North Korea’s December 2009 currency revaluation triggered disastrous consequences. Many citizens lost life savings and some died of starvation as a result of severe inflation and food shortages, which were exacerbated by the recent devastating floods.
In a country where 33 percent of the population is already undernourished, North Korea faces major threats to its future food security. Environmental and technical challenges include a shortage of arable soil, insufficient infrastructure, shortages of agricultural inputs (such as fuel, fertilizer and machinery), inadequate water reserves, lack of access to international markets and food imports, and vulnerability to natural disasters such as droughts, floods, and typhoons. Although agricultural production accounts for around 23 percent of North Korea’s GDP, its colder climate, brief growing period, and mountainous terrain is not conducive to the cultivation of critical staples such as rice.

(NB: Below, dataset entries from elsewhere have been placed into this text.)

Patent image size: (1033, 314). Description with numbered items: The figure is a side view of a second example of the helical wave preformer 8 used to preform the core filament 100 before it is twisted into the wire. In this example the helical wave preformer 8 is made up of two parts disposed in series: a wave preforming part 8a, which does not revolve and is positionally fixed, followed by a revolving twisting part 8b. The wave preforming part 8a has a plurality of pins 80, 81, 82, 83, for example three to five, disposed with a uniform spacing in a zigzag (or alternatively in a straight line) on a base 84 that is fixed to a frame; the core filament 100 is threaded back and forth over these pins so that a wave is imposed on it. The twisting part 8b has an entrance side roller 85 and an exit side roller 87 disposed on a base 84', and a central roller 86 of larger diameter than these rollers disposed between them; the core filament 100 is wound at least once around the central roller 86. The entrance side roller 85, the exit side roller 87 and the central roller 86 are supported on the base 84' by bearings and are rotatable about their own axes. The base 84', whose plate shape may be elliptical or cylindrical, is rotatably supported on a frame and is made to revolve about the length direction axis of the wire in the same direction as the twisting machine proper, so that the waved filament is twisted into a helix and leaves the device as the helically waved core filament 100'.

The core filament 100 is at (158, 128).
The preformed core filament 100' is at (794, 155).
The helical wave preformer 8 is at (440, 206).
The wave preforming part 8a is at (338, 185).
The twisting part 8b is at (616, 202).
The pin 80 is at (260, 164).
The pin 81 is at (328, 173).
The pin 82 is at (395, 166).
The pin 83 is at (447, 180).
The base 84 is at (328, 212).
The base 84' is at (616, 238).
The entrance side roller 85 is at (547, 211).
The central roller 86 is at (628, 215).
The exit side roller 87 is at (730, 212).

Despite Pyongyang’s adherence to the “juche” ideology, the agricultural sector’s performance has been on a downward trend since the 1990s and remains far from self-sufficiency. Plagued by ineffectiveness, North Korea’s opaque Public Distribution System (PDS) – ostensibly designed for equal distribution of rations to the population – has all but collapsed in recent years, forcing the government to accept aid from China and South Korea. In a rare admission, the leadership has acknowledged its inability to alleviate the food crisis and has encouraged citizens to look to private markets for essential provisions. Another indication of government failure and the increasingly dire food situation comes from reports that the country’s military is storing over 1 million tons of rice in preparation for war.
As public discontent increases in response to the food crisis, North Korea remains far from improving its shortage-induced food insecurity. Dependency on continued, or even increased, foreign food aid will not alleviate long-term shortages. The agriculture sector would benefit from aid in the form of pesticides and fertilizers. Output can also be boosted by crop diversification, more advanced tools and machinery, and reduced soil input.
North Korea’s food security is inherently tied to its political conditions as the latter stifles market drivers and foreign economic exchanges. Despite continuation in authoritarian rule, the country’s strengthening economic relationship with China and improving telecommunications system is facilitating access to information that could buoy public backlash toward Pyongyang. International and domestic pressure on the new regime could possibly induce greater transparency or improvements in the efficiency of the PDS.
Greater political shifts, particularly unification on the Korean peninsula, could accelerate opportunities for an influx of aid, removal of sanctions, and eventually more sound economic and agricultural policies. Although most North Korea watchers agree that unification will eventually occur, its prospects remain bleak in the near future, as does the chance for a relief in food shortages.